Pics of my little FM rig
Posted on September 10, 2006
I had to debate with myself a bit over whether or not to post this, since my station is *very* small and low range compared to the AM rigs most of you here seem to have. But what the heck. Just try not to laugh too hard, okay?
Total outlay was somewhere under 30$ for the xmitter and the antenna.
[IMG]http://i96.photobucket.com/albums/l186/RattanRadio/part15xmitter.jpg[/IMG]
The transmitter is the galvanized steel box between the tape machine and the meter.
The transmitter is kit built, a Cana-kit CK165. Mono, tank-tuned, 2 transistor, didn’t come with a case. With shipping it was a little over 20$, took a little over an hour to build. The kit went together easy, had all the part and etc. Powered up fine, current draw was very close to the 20ma the instruction sheet said it’d draw.
But circuit boards don’t live as long without a case, and it had some AC hum issues even on batteries, so I decided a metal box with something resembling a ground would be good. Could have blown for an aluminum box at Rat Shack, but the circuit board isn’t real big, so I decided to just buy a house wiring outlet box at Home Depot instead.
The range didn’t quite reliably reach to the other end of the house (maybe 45 ft, but with house wiring and plumbing in walls, etc) with a strong signal. Figuring that the antenna wire being partially in the metal box wasn’t the best (instructions had said to cut it to 1/4 wavelength), I opted for connector, cable and antenna.
[IMG]http://i96.photobucket.com/albums/l186/RattanRadio/part15antenna.jpg[/IMG]
Elements are 6 guage copper, it’s cobbled together from wooden doweling to hold the copper and make a sort of boom, and using a spare VCR cable as the transmittion line. Yeah, 50 ohms is usually onsidered more optimal than 59, but with only about a 6 ft “run”, I figured I’d lose more signal off the connecter than the cable type I used.
I’d heard a balun was a good idea and I’d seen them in other people’s designs, so I just tried trial and error. I had my trusty old “multi band” reciever (which has a sort of s-meter) with the antenna all the way down and got aproximately an s9 at several feet from the antenna, and tried different numbers of turns and distances from the antenna to find the ones that gave the best signal stength.. After I’d noted all of those, I compared them and picked the one that sounded best on the stereo at the other end of the house. My logic being that a good match (or balun placement, anyway) would be what gave good signal and sound. When I got to the one you see here, the last vestiges of hum also vanished, so I figured it was the right one. Or close enough, anyway.
For compression and other processing, I use Sound Solution and a tweaked “Powerliner FM” setting.
To set my levels, I use the test tone on Sound Solution, and tune my FM stereo (the one on the other end of the house) to my frequency, then run the line out from that into he line-in on the soundcard on the computer near the stereo and kick up a freeware “windows oscilloscope” that does audio frequency through the soundcard.. take down the level going into the transmitter until the test tone has no “flat tops” on the waveform on the reciever.
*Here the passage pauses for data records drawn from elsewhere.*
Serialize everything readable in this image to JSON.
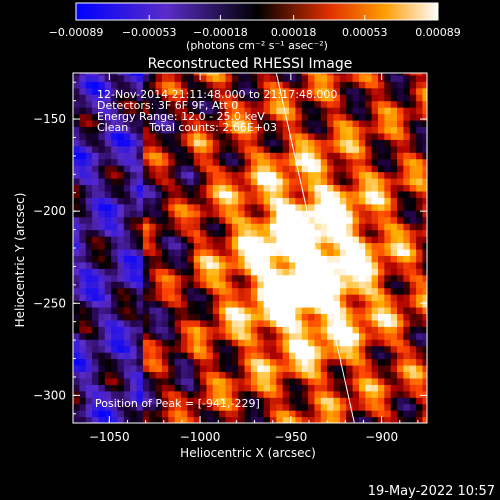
{
  "chart_data": {
    "type": "heatmap",
    "title": "Reconstructed RHESSI Image",
    "xlabel": "Heliocentric X (arcsec)",
    "ylabel": "Heliocentric Y (arcsec)",
    "xlim": [
      -1070,
      -875
    ],
    "ylim": [
      -315,
      -125
    ],
    "x_ticks": [
      -1050,
      -1000,
      -950,
      -900
    ],
    "x_tick_labels": [
      "−1050",
      "−1000",
      "−950",
      "−900"
    ],
    "y_ticks": [
      -150,
      -200,
      -250,
      -300
    ],
    "y_tick_labels": [
      "−150",
      "−200",
      "−250",
      "−300"
    ],
    "colorbar": {
      "ticks": [
        -0.00089,
        -0.00053,
        -0.00018,
        0.00018,
        0.00053,
        0.00089
      ],
      "tick_labels": [
        "−0.00089",
        "−0.00053",
        "−0.00018",
        "0.00018",
        "0.00053",
        "0.00089"
      ],
      "unit_label": "(photons cm⁻² s⁻¹ asec⁻²)",
      "range": [
        -0.00089,
        0.00089
      ]
    },
    "annotations": [
      "12-Nov-2014 21:11:48.000 to 21:17:48.000",
      "Detectors: 3F 6F 9F, Att 0",
      "Energy Range: 12.0 - 25.0 keV",
      "Clean      Total counts: 2.66E+03"
    ],
    "peak_label": "Position of Peak = [-941,-229]",
    "peak": [
      -941,
      -229
    ],
    "limb_line": [
      [
        -958,
        -125
      ],
      [
        -915,
        -315
      ]
    ],
    "grid": false
  },
  "footer": {
    "timestamp": "19-May-2022 10:57"
  },
  "colors": {
    "background": "#000000",
    "text": "#ffffff"
  }
}
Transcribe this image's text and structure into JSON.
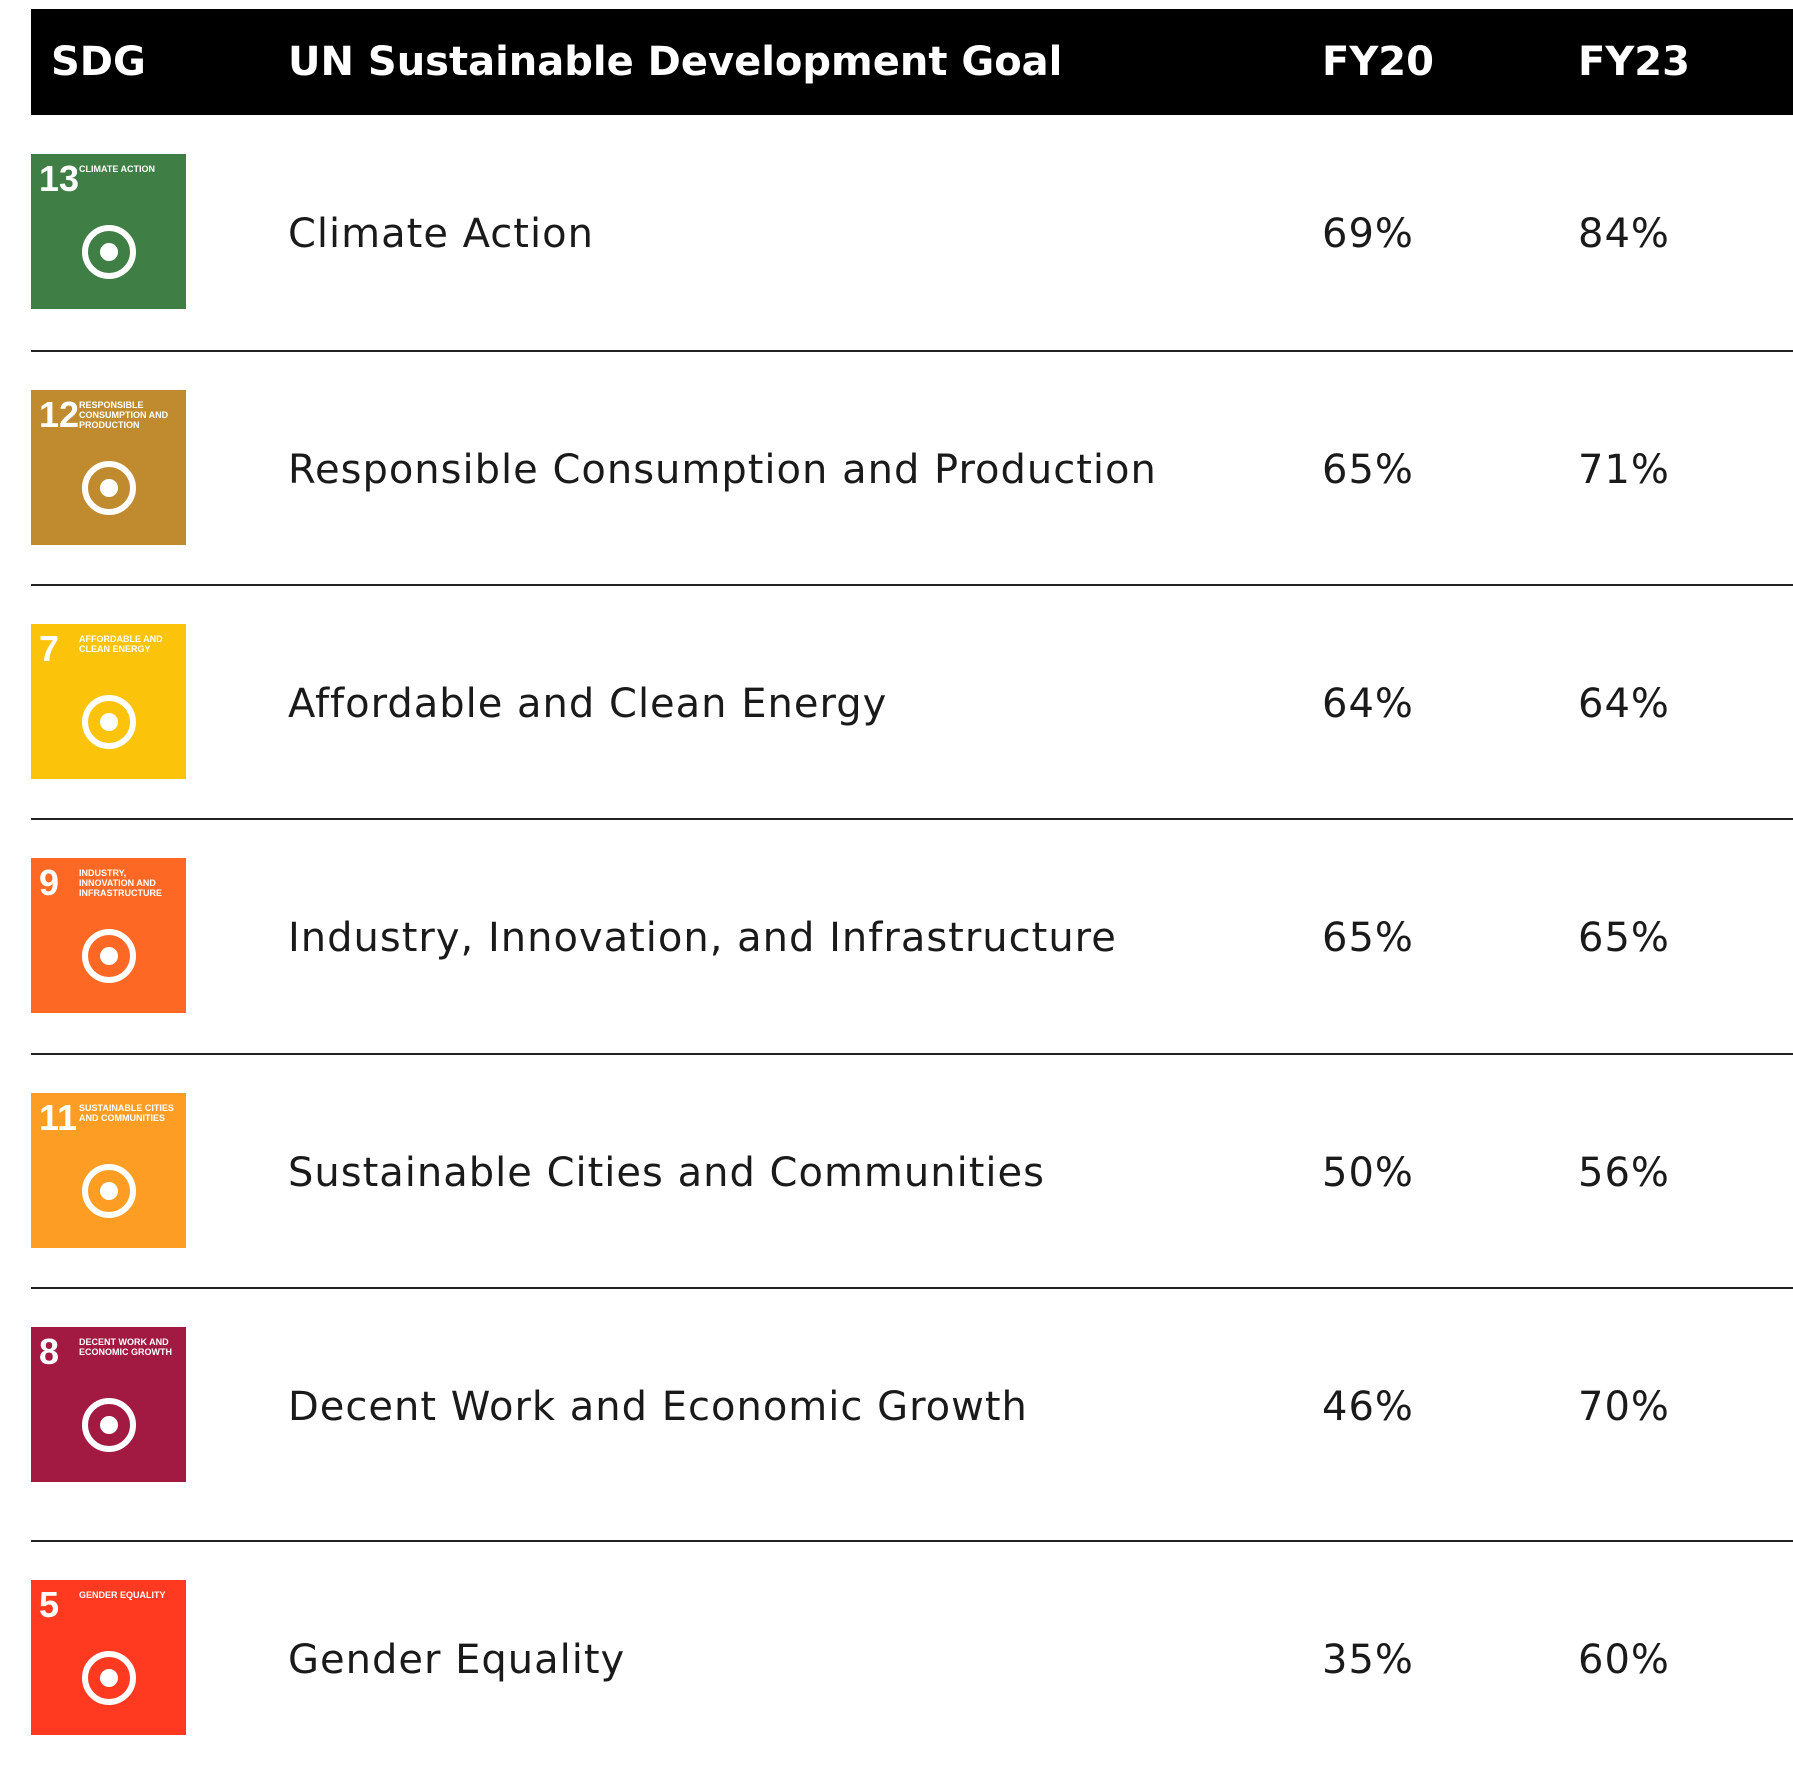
{
  "header": {
    "columns": [
      "SDG",
      "UN Sustainable Development Goal",
      "FY20",
      "FY23"
    ]
  },
  "table": {
    "rows": [
      {
        "icon": {
          "number": "13",
          "label": "CLIMATE ACTION",
          "color": "#3f7e44"
        },
        "goal": "Climate Action",
        "fy20": "69%",
        "fy23": "84%"
      },
      {
        "icon": {
          "number": "12",
          "label": "RESPONSIBLE CONSUMPTION AND PRODUCTION",
          "color": "#bf8b2e"
        },
        "goal": "Responsible Consumption and Production",
        "fy20": "65%",
        "fy23": "71%"
      },
      {
        "icon": {
          "number": "7",
          "label": "AFFORDABLE AND CLEAN ENERGY",
          "color": "#fcc30b"
        },
        "goal": "Affordable and Clean Energy",
        "fy20": "64%",
        "fy23": "64%"
      },
      {
        "icon": {
          "number": "9",
          "label": "INDUSTRY, INNOVATION AND INFRASTRUCTURE",
          "color": "#fd6925"
        },
        "goal": "Industry, Innovation, and Infrastructure",
        "fy20": "65%",
        "fy23": "65%"
      },
      {
        "icon": {
          "number": "11",
          "label": "SUSTAINABLE CITIES AND COMMUNITIES",
          "color": "#fd9d24"
        },
        "goal": "Sustainable Cities and Communities",
        "fy20": "50%",
        "fy23": "56%"
      },
      {
        "icon": {
          "number": "8",
          "label": "DECENT WORK AND ECONOMIC GROWTH",
          "color": "#a21942"
        },
        "goal": "Decent Work and Economic Growth",
        "fy20": "46%",
        "fy23": "70%"
      },
      {
        "icon": {
          "number": "5",
          "label": "GENDER EQUALITY",
          "color": "#ff3a21"
        },
        "goal": "Gender Equality",
        "fy20": "35%",
        "fy23": "60%"
      }
    ]
  }
}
It delivers a good strong clean signal through the whole house, and though it’s mono, it sounds as good or better then the local FM stations. It doesn’t go far outdors, next door or directly across the street is the farthest I’ve heard of anyone tuning it in. Going out with a headset player and walking up and down the sidewalk, I can pick up a couple houses up and down the street.
Which suits me well, since mostly I just wanted something so I didn’t need to sit at the computer to listen when I’m shoutcasting or spinning mp3s.
But a couple neighbors getting interested in the shows got me to thinking, and after figuring out that was abut the best I can do with FM legally, I started checking into part15 AM, and wound up here. LOL
But if you’re looking to do a reasonable sounding little FM for house/yardcasting, that’s how I did mine and kept it down to around 30$ cash outlay.